Department of Civil and Environmental Engineering, KAIST, 373-1 Guseong-dong, Yuseong-gu, Daejeon 305-701, Republic of Korea.
Chemosphere. 2011 Oct;85(4):672-6. doi: 10.1016/j.chemosphere.2011.06.072. Epub 2011 Jul 12.
In an effort to improve the efficiency and sustainability of microbial fuel cell (MFC) technology, a novel MFC reactor, the M2FC, was constructed by combining a ferric-based MFC with a ferrous-based fuel cell (FC). In this M2FC reactor, ferric ion, the catholyte in the MFC component, is regenerated by the FC system with the generation of additional electricity. When the MFC component was operated separately, the electricity generation was maintained for only 98 h due to the depletion of ferric ion in the catholyte. In combination with the fuel cell, however, the production of power was sustained because ferric ion was continually replenished from ferrous ion in the FC component. Moreover, the regeneration process of ferric ion by the FC produced additional energy. The M2FC reactor yielded a power density of up to 2 W m(-2) (or time-averaged value of approximately 650 mW m(-2)), density up to 20 times (or approximately six times based on time-averaged value) higher than the corresponding MFC system.

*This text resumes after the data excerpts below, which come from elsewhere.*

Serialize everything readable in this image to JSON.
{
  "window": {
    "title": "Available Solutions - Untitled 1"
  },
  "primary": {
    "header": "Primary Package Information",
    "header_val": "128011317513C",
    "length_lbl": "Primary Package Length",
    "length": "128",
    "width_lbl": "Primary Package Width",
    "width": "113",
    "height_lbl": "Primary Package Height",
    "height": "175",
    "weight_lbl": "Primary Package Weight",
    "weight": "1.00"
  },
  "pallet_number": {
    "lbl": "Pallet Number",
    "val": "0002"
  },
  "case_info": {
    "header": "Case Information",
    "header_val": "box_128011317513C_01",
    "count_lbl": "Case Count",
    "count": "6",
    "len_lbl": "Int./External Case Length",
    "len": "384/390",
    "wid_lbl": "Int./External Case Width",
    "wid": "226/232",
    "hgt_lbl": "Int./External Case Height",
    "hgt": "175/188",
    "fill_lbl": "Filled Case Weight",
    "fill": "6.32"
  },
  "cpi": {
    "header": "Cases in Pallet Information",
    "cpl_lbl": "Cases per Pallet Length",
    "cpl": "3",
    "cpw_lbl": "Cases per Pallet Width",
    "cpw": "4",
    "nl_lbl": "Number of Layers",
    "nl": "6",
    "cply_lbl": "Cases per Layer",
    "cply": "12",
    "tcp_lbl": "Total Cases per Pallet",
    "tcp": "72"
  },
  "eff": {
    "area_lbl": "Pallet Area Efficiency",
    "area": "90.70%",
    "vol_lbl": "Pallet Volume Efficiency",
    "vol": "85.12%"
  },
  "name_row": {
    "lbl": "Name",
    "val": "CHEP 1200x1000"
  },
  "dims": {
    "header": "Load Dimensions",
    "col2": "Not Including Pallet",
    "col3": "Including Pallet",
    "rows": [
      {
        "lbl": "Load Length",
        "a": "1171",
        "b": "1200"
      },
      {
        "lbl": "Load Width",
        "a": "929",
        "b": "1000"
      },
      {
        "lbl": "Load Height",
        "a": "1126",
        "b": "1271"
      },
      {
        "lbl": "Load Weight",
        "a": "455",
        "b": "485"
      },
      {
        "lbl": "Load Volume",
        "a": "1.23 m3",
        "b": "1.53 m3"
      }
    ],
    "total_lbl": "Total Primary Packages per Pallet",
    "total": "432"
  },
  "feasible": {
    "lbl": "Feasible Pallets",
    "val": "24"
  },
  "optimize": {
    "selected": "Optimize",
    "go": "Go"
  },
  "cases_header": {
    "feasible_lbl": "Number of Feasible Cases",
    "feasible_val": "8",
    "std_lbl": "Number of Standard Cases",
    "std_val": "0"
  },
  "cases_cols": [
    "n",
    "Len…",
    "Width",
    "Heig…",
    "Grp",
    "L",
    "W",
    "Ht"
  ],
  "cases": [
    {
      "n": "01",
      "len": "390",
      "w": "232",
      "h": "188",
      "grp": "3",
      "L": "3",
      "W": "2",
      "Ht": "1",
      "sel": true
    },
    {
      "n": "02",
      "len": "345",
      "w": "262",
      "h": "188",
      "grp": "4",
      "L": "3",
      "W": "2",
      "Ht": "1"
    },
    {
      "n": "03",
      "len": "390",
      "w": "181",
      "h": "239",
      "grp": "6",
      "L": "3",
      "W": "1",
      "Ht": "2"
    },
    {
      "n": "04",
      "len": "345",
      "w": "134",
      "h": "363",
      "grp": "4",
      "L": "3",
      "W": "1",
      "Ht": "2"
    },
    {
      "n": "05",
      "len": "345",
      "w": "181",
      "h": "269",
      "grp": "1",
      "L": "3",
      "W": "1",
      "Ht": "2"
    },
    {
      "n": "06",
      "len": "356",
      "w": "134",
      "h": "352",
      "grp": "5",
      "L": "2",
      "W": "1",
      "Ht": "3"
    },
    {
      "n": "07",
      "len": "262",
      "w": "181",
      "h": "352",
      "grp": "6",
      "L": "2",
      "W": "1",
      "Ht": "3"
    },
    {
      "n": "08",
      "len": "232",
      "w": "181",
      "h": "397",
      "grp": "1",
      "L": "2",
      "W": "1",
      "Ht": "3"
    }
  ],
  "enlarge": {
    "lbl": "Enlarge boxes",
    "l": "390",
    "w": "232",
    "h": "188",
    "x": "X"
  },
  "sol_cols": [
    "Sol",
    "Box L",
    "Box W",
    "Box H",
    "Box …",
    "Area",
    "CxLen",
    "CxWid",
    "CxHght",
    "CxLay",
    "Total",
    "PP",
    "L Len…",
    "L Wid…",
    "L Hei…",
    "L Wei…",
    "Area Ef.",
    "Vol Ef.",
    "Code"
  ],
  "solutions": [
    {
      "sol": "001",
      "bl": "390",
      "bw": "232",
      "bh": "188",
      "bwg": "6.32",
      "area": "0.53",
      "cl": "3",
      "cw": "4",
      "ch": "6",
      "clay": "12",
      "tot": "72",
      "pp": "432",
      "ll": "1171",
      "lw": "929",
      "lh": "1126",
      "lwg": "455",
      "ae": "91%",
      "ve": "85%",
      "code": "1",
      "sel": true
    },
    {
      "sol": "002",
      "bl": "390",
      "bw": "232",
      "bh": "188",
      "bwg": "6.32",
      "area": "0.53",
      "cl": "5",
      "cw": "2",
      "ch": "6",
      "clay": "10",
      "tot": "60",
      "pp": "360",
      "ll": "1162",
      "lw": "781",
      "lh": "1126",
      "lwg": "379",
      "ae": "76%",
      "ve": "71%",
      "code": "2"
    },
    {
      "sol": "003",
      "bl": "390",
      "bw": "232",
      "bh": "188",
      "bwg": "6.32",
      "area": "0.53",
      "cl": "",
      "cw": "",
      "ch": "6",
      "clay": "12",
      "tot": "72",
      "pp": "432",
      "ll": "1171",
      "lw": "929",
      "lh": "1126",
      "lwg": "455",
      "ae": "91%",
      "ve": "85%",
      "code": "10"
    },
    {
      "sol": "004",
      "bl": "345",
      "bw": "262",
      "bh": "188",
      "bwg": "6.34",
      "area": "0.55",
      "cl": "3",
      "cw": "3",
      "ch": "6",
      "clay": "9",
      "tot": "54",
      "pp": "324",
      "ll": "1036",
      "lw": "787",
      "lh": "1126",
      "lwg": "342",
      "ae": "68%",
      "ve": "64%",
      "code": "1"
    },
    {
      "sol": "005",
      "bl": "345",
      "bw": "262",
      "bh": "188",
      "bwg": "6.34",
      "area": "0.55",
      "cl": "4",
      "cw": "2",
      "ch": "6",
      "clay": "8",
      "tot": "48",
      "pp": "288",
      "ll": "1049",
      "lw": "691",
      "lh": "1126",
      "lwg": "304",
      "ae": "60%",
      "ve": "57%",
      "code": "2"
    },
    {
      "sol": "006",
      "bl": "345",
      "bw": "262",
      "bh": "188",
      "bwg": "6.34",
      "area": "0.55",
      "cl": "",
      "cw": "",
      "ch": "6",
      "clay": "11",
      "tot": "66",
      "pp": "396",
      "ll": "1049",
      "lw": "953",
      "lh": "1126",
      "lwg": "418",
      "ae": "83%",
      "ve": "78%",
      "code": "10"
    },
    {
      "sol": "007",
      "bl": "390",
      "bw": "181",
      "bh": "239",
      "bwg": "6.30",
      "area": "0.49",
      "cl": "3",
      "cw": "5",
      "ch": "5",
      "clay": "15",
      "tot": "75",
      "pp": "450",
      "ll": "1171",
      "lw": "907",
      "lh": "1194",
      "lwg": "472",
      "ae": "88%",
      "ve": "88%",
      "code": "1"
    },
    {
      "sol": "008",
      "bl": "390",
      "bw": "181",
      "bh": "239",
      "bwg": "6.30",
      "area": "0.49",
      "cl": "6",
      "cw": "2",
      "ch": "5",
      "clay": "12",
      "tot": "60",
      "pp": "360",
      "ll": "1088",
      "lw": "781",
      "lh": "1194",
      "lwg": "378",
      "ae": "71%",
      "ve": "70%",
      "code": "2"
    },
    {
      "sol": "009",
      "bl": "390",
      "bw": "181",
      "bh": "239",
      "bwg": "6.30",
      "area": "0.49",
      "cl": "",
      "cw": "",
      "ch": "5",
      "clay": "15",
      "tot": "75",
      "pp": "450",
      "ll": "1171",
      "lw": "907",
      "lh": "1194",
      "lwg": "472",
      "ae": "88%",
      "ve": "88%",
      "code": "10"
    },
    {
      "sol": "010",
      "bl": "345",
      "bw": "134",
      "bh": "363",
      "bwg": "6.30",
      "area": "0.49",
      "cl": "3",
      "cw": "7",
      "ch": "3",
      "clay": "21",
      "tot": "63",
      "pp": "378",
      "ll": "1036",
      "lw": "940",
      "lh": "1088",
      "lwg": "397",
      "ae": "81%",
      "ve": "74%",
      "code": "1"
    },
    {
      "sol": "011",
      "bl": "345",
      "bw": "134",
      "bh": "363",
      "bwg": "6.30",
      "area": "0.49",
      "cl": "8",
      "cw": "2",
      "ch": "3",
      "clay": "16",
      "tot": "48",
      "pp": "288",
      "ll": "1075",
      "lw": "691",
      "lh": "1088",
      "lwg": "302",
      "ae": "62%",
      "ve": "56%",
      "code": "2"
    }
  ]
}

为了提高微生物燃料电池(MFC)技术的效率和可持续性,通过将基于铁的 MFC 与基于亚铁的燃料电池(FC)结合,构建了一种新型的 M2FC 反应器。在这种 M2FC 反应器中,FC 系统会使 MFC 组件中的阴极液中的铁离子再生,同时产生额外的电能。当单独运行 MFC 组件时,由于阴极液中铁离子的耗尽,发电仅能维持 98 小时。然而,与燃料电池结合后,由于 FC 组件中的亚铁离子不断补充铁离子,因此电力生产得以持续。此外,FC 对铁离子的再生过程产生了额外的能量。M2FC 反应器的功率密度高达 2 W m(-2)(或时间平均值约为 650 mW m(-2)),比相应的 MFC 系统高 20 倍(或时间平均值约为 6 倍)。